India AI Summit a parade of tech giants

The list of technology giants forming partnerships, building infrastructure and developing AI ecosystems is pretty long at this point. Why? The India AI Summit is underway. Here's an aggregation of developments via Techmeme to get the headlines at a glance. 

Google I/O 2026 dates set

Google I/O will be held May 19 and May 20 at the in Mountain View, CA. The event will feature a new Android as well as updates on XR and smart glasses. Google has a partnership with Warby Parker so it's likely we'll see some product launches. You can also expect Gemini updates. I'll be at Google Cloud Next, which kicks off a month before.  

Mistral AI buys Koyeb to ramp Mistral Compute

Mistral AI will acquire cloud provider Koyeb in a move to accelerate its Mistral Compute service. In a blog post, Koyeb said:

“The Koyeb platform will continue operating. In the coming months, we’re expecting to transition to become a core component of Mistral Compute and will double down on our Inference, Sandboxes and serverless capabilities for MCP Servers.

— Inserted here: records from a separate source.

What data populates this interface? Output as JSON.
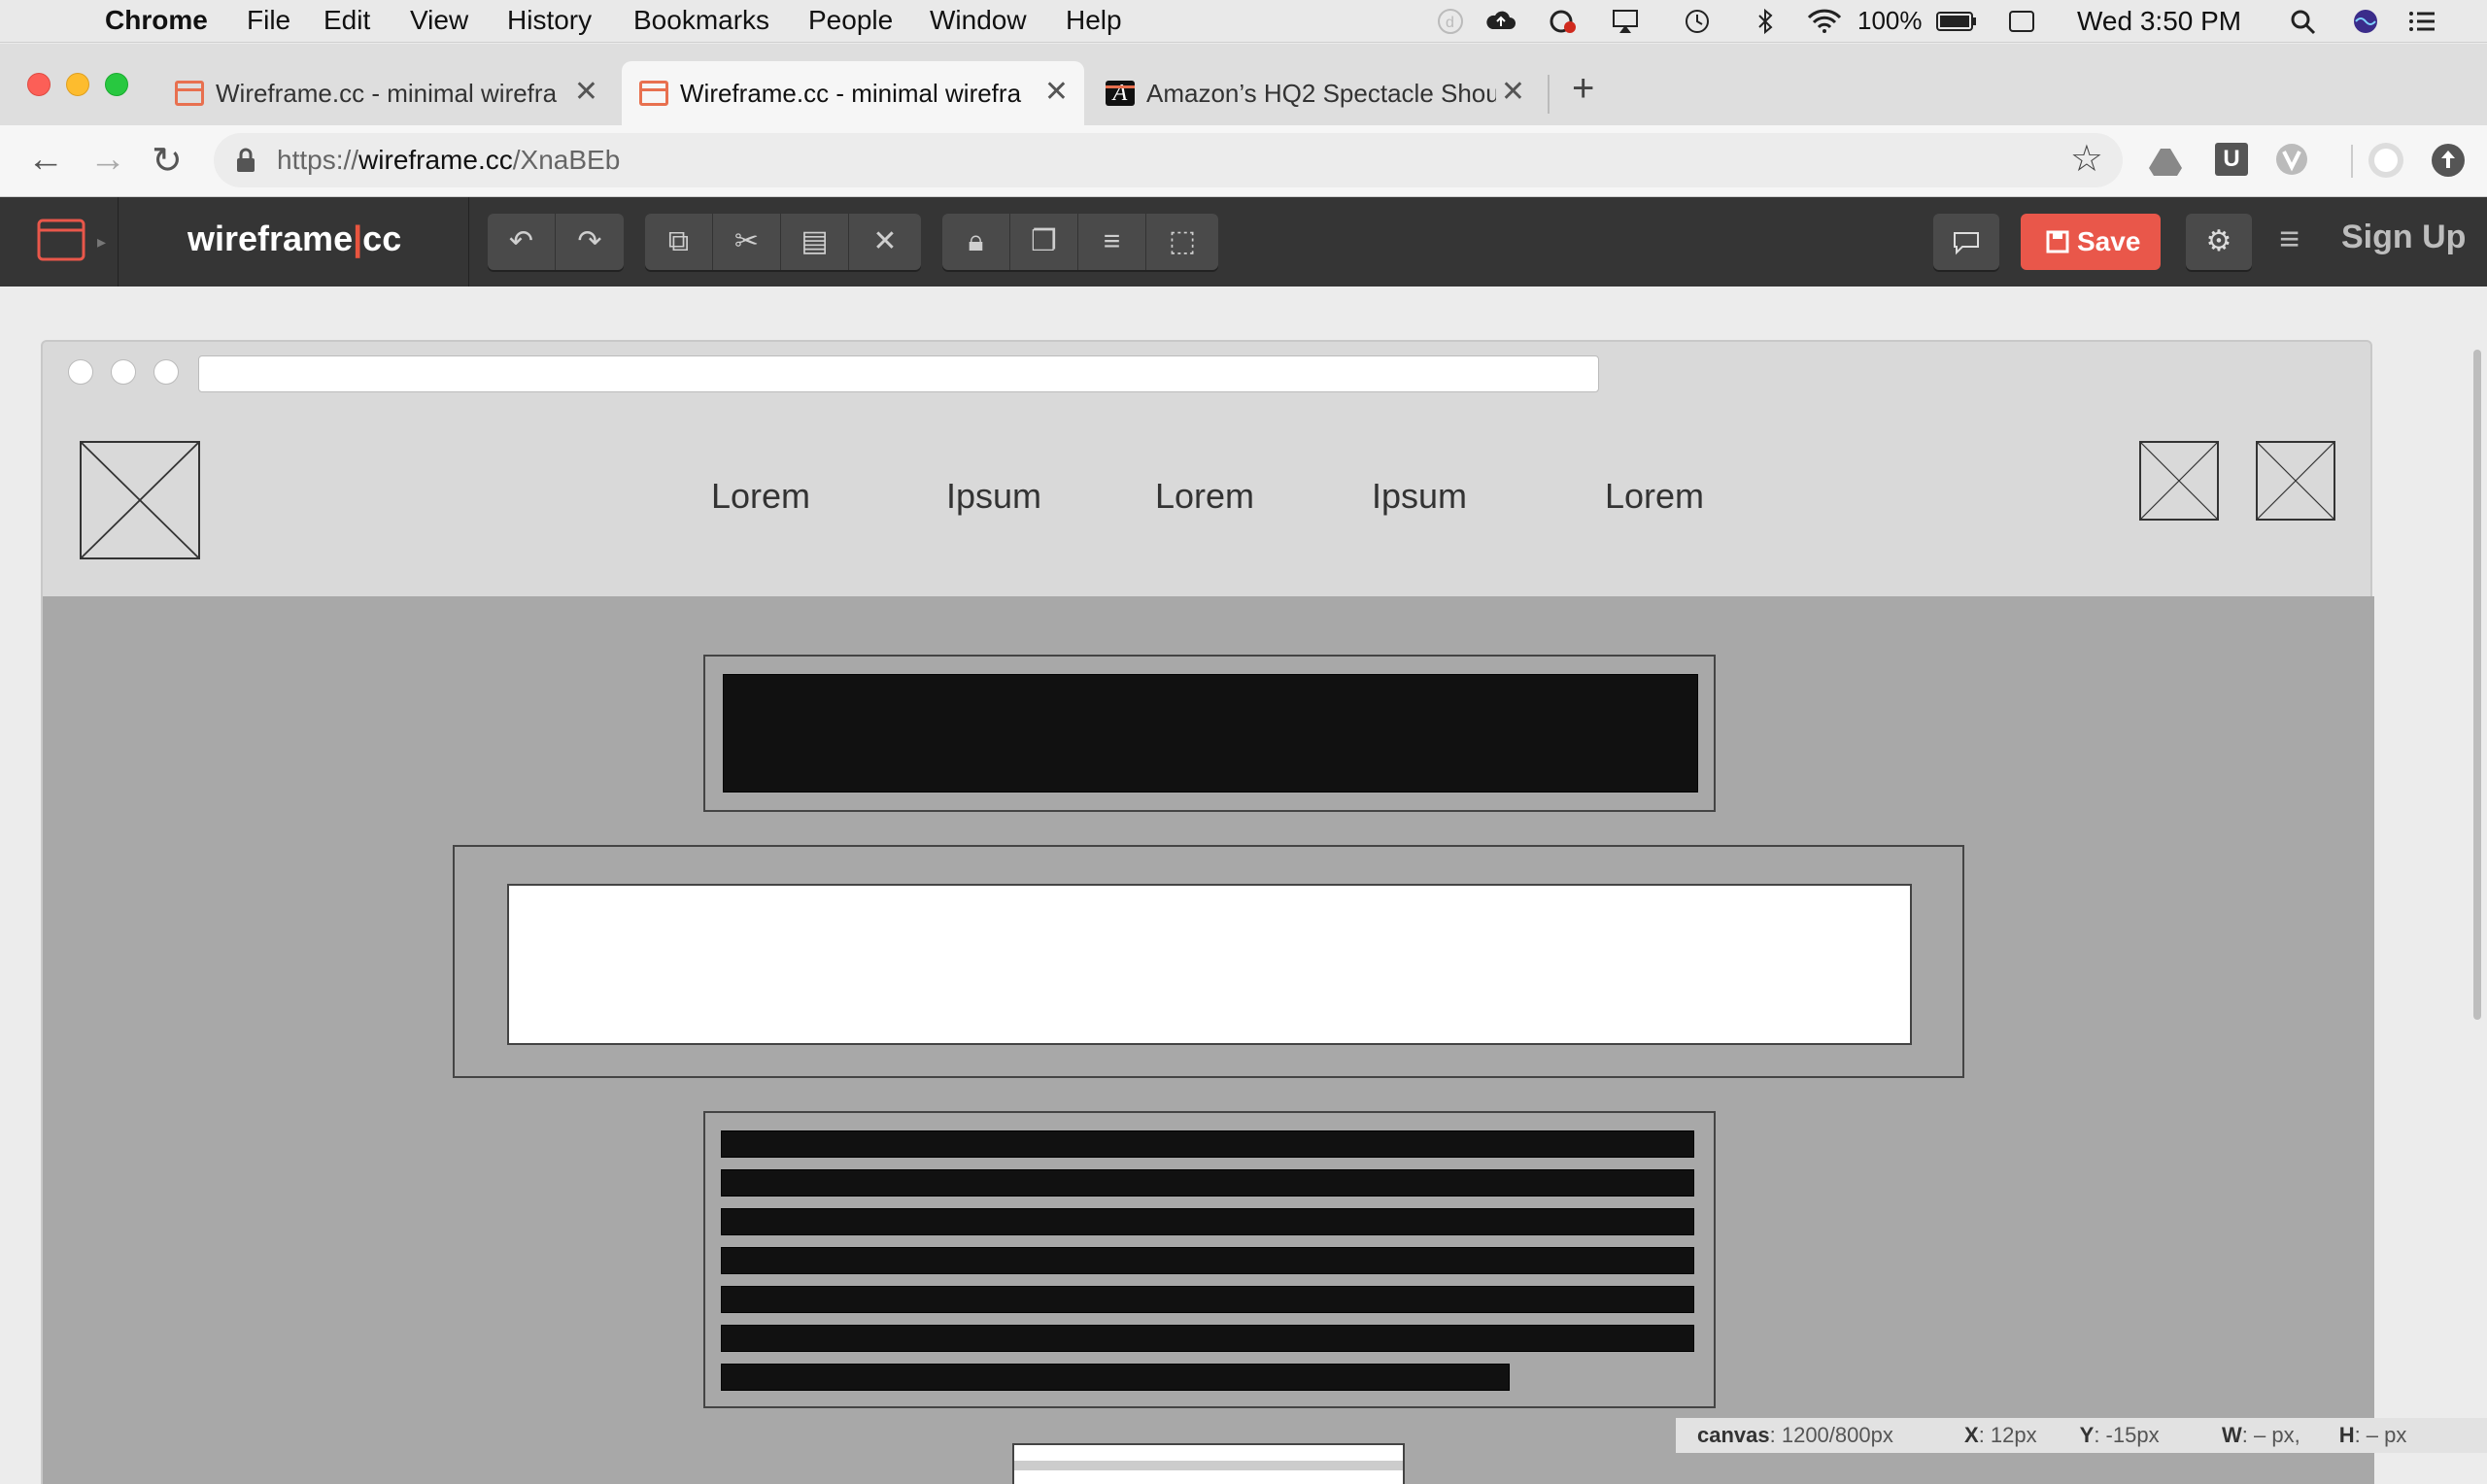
{
  "menubar": {
    "app": "Chrome",
    "items": [
      "File",
      "Edit",
      "View",
      "History",
      "Bookmarks",
      "People",
      "Window",
      "Help"
    ],
    "battery": "100%",
    "clock": "Wed 3:50 PM"
  },
  "tabs": [
    {
      "title": "Wireframe.cc - minimal wirefra",
      "active": false
    },
    {
      "title": "Wireframe.cc - minimal wirefra",
      "active": true
    },
    {
      "title": "Amazon’s HQ2 Spectacle Shou",
      "active": false
    }
  ],
  "address": {
    "scheme": "https://",
    "host": "wireframe.cc",
    "path": "/XnaBEb"
  },
  "app": {
    "logo_left": "wireframe",
    "logo_sep": "|",
    "logo_right": "cc",
    "save_label": "Save",
    "signup_label": "Sign Up",
    "accent": "#e9574a"
  },
  "wireframe": {
    "nav_links": [
      "Lorem",
      "Ipsum",
      "Lorem",
      "Ipsum",
      "Lorem"
    ]
  },
  "status": {
    "canvas_label": "canvas",
    "canvas_value": ": 1200/800px",
    "x_label": "X",
    "x_value": ": 12px",
    "y_label": "Y",
    "y_value": ": -15px",
    "w_label": "W",
    "w_value": ": – px,",
    "h_label": "H",
    "h_value": ": – px"
  }
}
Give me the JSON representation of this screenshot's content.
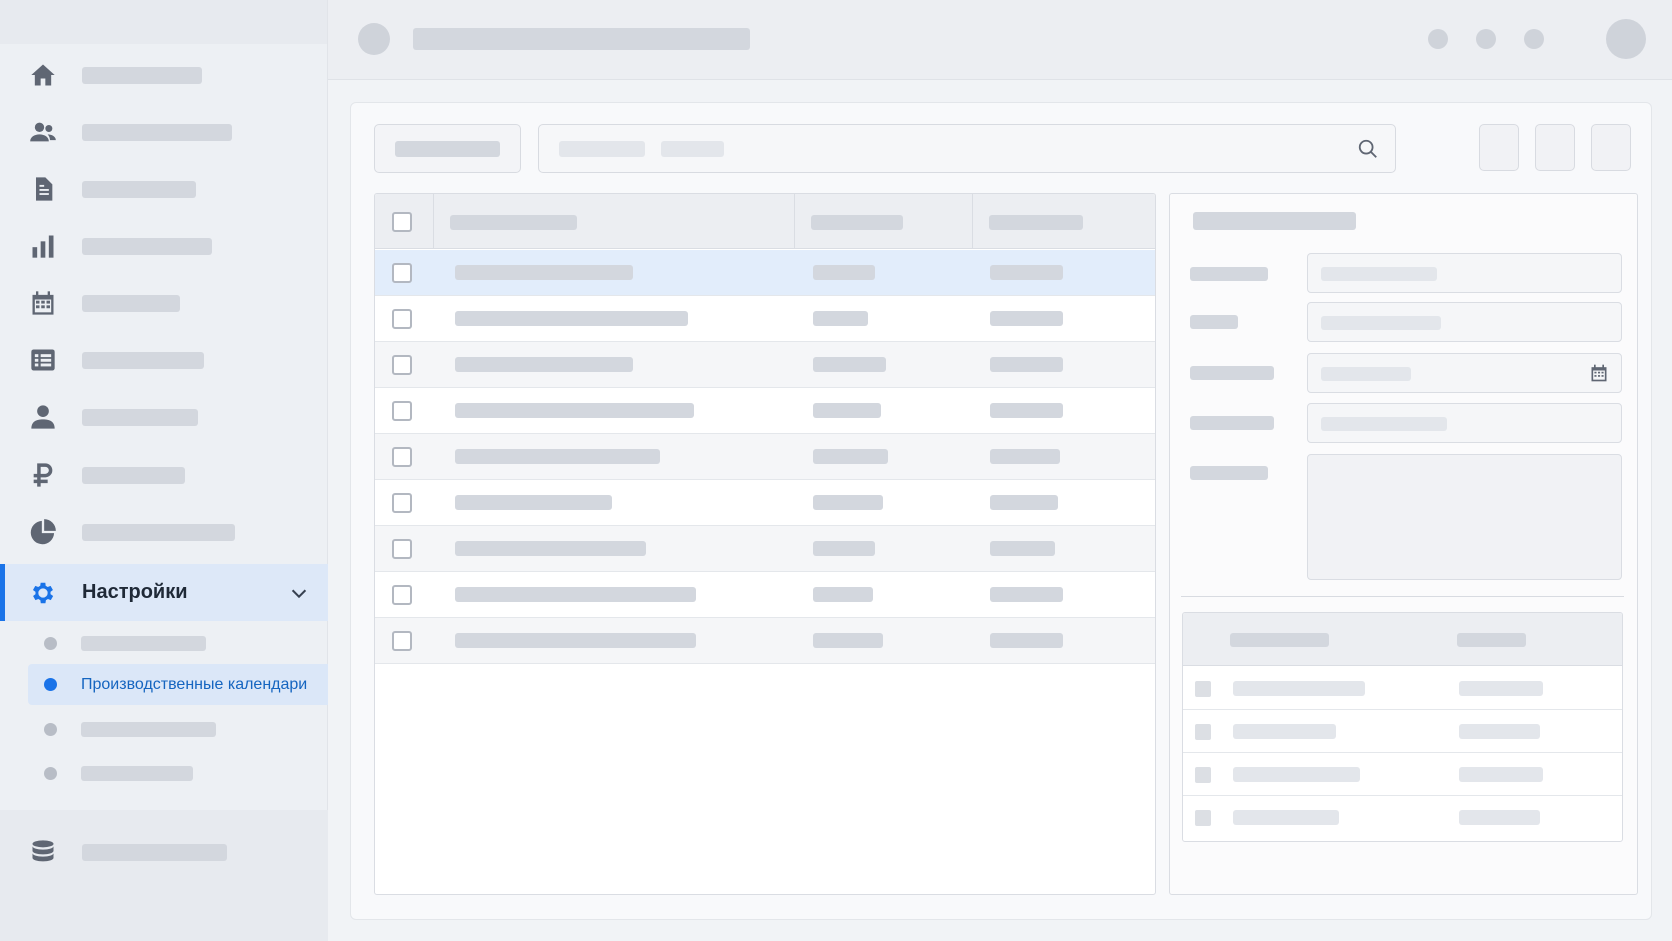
{
  "sidebar": {
    "items": [
      {
        "icon": "home-icon"
      },
      {
        "icon": "users-icon"
      },
      {
        "icon": "document-icon"
      },
      {
        "icon": "bar-chart-icon"
      },
      {
        "icon": "calendar-icon"
      },
      {
        "icon": "list-icon"
      },
      {
        "icon": "user-icon"
      },
      {
        "icon": "ruble-icon"
      },
      {
        "icon": "pie-chart-icon"
      },
      {
        "icon": "gear-icon",
        "label": "Настройки",
        "expanded": true
      }
    ],
    "settings_submenu": [
      {
        "label": ""
      },
      {
        "label": "Производственные календари",
        "active": true
      },
      {
        "label": ""
      },
      {
        "label": ""
      }
    ],
    "footer_icon": "database-icon"
  },
  "colors": {
    "accent": "#1a73e8",
    "active_bg": "#dde8f8",
    "selected_row": "#e2edfb",
    "placeholder": "#d3d7de"
  },
  "table": {
    "row_count": 9,
    "selected_row": 1
  },
  "detail_panel": {
    "date_field_icon": "calendar-icon"
  },
  "toolbar": {
    "search_icon": "search-icon"
  }
}
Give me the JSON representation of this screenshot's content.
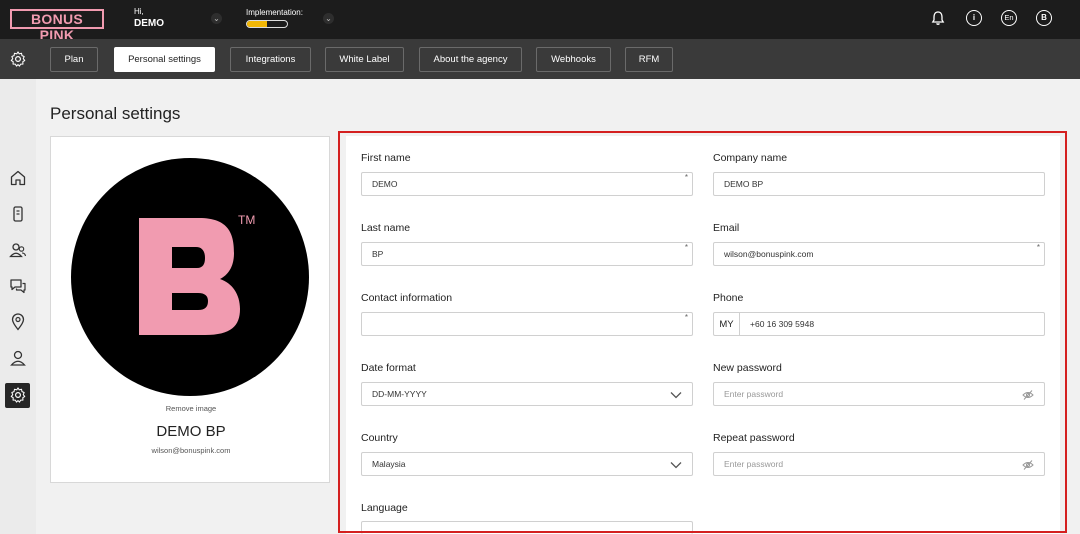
{
  "brand": {
    "logo_text": "BONUS PINK",
    "accent": "#f19bb0"
  },
  "user": {
    "greeting": "Hi,",
    "name": "DEMO"
  },
  "implementation": {
    "label": "Implementation:",
    "progress": 0.5
  },
  "topbar": {
    "lang": "En",
    "account_initial": "B",
    "icons": [
      "bell-icon",
      "info-icon",
      "language-icon",
      "account-icon"
    ]
  },
  "tabs": [
    {
      "label": "Plan"
    },
    {
      "label": "Personal settings",
      "active": true
    },
    {
      "label": "Integrations"
    },
    {
      "label": "White Label"
    },
    {
      "label": "About the agency"
    },
    {
      "label": "Webhooks"
    },
    {
      "label": "RFM"
    }
  ],
  "sidebar": {
    "items": [
      "home-icon",
      "device-icon",
      "users-icon",
      "chat-icon",
      "location-icon",
      "user-icon",
      "gear-icon"
    ],
    "active": "gear-icon"
  },
  "page": {
    "title": "Personal settings"
  },
  "profile": {
    "avatar_letter": "B",
    "avatar_tm": "TM",
    "remove_image": "Remove image",
    "name": "DEMO BP",
    "email": "wilson@bonuspink.com"
  },
  "form": {
    "first_name": {
      "label": "First name",
      "value": "DEMO",
      "required": "*"
    },
    "company_name": {
      "label": "Company name",
      "value": "DEMO BP"
    },
    "last_name": {
      "label": "Last name",
      "value": "BP",
      "required": "*"
    },
    "email": {
      "label": "Email",
      "value": "wilson@bonuspink.com",
      "required": "*"
    },
    "contact_info": {
      "label": "Contact information",
      "value": "",
      "required": "*"
    },
    "phone": {
      "label": "Phone",
      "country_code": "MY",
      "value": "+60 16 309 5948"
    },
    "date_format": {
      "label": "Date format",
      "value": "DD-MM-YYYY"
    },
    "new_password": {
      "label": "New password",
      "placeholder": "Enter password"
    },
    "country": {
      "label": "Country",
      "value": "Malaysia"
    },
    "repeat_password": {
      "label": "Repeat password",
      "placeholder": "Enter password"
    },
    "language": {
      "label": "Language"
    }
  }
}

As we join Mistral AI and prepare for this transition, we're going to focus on customers on the Pro plan and above.”

SaaS and which vendors have moats vs. LLMs

Nicolas Bustamante, CEO of Fintool, penned an article on X on the AI-driven (actually more like Anthropic) software sell off and included a grid of what categories of SaaS will take the biggest hit. The article is worth a read to gauge the nuance of what SaaS vendors will be disrupted. Bustamonte riffs on the 10 moats of vertical software and what LLMs will do to each.